THE VIRGINIAN-PILOT Copyright (c) 1994, Landmark Communications, Inc. DATE: Tuesday, July 19, 1994 TAG: 9407190316 SECTION: LOCAL PAGE: B1 EDITION: FINAL SOURCE: GUY FRIDDELL LENGTH: Medium: 60 lines
Mark me down as not jumping with glee over the dirty snowballs bombarding the planet Jupiter at a speed of 130,000 miles an hour and blowing holes in it bigger than Wards Corner, the first major shopping center in the South.
``It knocks your socks off!'' cried one young woman astronomer, eyes shining, holding up a photograph and flashing it about at such a great rate that we had to wait, in keen apprehension, for another whole news cycle to see what it was about.
``Young lady,'' I shouted at the TV, ``if one of those scopers hits the Earth, it is going to knock off a great deal more than our socks!''
And then, while she continued to flourish the photograph, I yelled: ``Compose yourself!
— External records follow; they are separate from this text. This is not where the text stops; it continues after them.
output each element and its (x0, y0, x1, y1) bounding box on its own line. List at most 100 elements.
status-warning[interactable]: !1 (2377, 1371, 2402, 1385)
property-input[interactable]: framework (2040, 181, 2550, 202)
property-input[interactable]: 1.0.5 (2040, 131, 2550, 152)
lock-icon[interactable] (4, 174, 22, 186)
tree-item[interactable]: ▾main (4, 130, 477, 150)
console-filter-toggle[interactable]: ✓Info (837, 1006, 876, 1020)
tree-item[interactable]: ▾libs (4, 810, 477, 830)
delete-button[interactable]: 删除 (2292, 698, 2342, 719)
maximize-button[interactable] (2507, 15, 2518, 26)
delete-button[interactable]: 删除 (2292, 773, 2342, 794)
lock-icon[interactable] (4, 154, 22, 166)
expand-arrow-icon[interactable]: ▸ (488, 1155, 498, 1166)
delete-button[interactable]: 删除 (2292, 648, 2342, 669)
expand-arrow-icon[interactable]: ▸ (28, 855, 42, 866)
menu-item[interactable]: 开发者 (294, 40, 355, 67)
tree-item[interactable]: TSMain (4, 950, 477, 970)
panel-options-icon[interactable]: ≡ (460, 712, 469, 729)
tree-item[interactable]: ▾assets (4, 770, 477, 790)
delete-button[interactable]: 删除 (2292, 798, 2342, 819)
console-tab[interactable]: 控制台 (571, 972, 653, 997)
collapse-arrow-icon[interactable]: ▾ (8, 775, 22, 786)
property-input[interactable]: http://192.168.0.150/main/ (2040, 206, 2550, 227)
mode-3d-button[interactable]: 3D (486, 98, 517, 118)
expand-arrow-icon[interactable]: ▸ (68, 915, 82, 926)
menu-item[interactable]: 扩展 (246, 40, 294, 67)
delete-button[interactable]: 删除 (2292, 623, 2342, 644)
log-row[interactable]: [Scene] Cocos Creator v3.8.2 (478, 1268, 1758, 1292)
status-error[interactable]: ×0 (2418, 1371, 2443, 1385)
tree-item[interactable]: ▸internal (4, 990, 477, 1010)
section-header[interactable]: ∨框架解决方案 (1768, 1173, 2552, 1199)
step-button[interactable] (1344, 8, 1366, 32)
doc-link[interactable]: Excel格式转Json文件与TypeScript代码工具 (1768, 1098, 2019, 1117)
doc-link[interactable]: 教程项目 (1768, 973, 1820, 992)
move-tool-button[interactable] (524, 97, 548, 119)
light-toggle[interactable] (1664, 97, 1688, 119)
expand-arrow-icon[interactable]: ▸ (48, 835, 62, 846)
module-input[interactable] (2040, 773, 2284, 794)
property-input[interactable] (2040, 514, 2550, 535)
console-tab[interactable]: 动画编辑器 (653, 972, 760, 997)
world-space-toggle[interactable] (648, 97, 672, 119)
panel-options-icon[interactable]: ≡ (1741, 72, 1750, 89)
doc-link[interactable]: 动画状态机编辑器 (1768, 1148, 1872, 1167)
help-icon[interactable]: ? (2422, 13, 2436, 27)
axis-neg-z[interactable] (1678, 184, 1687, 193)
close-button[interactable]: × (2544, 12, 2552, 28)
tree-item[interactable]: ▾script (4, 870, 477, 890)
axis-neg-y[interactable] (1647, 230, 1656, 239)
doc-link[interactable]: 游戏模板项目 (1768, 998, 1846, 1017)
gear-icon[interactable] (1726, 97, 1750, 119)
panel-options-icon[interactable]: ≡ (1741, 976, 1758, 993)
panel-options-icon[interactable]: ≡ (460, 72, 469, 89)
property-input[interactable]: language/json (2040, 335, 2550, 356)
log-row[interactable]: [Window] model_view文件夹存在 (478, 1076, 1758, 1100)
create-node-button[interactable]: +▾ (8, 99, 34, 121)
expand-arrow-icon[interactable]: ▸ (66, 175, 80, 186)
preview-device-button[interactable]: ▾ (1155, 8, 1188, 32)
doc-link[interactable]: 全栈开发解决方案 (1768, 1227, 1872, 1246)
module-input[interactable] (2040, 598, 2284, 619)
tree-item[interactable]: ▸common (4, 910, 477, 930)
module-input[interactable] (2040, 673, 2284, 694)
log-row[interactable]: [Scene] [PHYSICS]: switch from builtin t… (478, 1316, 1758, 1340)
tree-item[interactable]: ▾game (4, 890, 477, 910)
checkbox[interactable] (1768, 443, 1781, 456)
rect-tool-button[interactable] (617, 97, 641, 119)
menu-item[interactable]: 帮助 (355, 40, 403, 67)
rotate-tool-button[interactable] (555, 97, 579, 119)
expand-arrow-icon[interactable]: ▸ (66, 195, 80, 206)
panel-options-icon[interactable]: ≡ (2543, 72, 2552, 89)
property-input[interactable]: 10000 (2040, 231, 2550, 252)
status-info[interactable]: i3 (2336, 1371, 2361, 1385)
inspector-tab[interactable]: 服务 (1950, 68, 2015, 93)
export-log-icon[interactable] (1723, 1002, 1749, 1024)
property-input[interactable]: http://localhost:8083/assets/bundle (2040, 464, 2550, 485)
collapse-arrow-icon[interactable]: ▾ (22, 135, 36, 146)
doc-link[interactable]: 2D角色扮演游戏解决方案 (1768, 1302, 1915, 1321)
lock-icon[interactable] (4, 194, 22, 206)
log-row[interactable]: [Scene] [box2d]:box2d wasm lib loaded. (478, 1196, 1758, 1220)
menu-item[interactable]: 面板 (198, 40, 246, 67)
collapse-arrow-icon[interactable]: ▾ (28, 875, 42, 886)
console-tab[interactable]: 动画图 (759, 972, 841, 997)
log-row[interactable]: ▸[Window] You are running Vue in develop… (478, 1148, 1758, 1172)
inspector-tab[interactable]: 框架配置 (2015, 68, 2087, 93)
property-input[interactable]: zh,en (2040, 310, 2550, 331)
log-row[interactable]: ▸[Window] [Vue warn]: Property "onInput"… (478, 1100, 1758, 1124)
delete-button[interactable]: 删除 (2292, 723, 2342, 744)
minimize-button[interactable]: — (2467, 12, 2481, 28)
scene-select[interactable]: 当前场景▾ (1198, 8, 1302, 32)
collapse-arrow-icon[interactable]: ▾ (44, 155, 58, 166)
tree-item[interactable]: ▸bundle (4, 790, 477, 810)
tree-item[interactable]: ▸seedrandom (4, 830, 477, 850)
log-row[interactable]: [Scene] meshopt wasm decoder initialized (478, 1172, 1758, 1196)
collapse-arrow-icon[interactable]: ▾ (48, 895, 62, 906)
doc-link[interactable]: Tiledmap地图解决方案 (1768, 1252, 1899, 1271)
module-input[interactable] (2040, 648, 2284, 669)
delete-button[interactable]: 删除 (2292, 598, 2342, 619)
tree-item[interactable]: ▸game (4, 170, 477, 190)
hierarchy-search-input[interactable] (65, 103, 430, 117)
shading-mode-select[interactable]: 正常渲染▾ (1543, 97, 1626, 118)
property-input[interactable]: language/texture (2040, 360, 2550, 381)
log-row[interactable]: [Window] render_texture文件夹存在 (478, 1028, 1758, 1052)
Hold still enough for us to see what in the name of Isaac Newton that is!''
``Who are you jabbering to out there?'' came a cry from the kitchen.
``All I hope is that if a comet ever comes our way,'' I hollered to the kitchen, ``that they will entrust the announcement of its approach to someone with a cooler head.''
Else the comet will arrive in a rush before anybody has a chance to see what it looks like.
We wouldn't even have time to duck.
Before the first of several mountain-size chunks of a comet thumped Jupiter, scientists were warning us not to get our hopes up, that the impact of the comet might have no effect whatever.
That is the way with scientists, looking for the most sensational phenomenon with no thought whatever to what it is going to do to the neighborhood.
What they should have been rooting for was that the comet might fade away and sink to nothingness in Jupiter's gaseous gut.
It was for that my hopes were up.
Word that we may be spared is the sort at which we should dash dancing in the streets, shouting: ``It missed us! It didn't get here! It faded away! Glory, glory!''
Scientists dismay me. They take the long view, backward and forward. One said that, after all, comets may have brought to Earth the stuff from which life was created.
``Like a fish in a pickle dish!'' I shouted to him, regressing to my own prehistoric childhood.
Another found cheer that the splash of a boulder in Yucatan obliterated dinosaurs and made room for mammals, concluding with us.
``You think that is of any consolation?'' I yelled at the set.
I don't want to make way, even a million years hence, for a superior race.
I want my kind and this good Earth to be around forever and ever amen.
Another thing, the comet isn't sporting. Used to be, anybody who wrapped a snowball around a rock wouldn't be allowed to play.
Instead of running around rejoicing we should be collecting coat hangers and weaving them into a great net to catch the comet and hurl it back.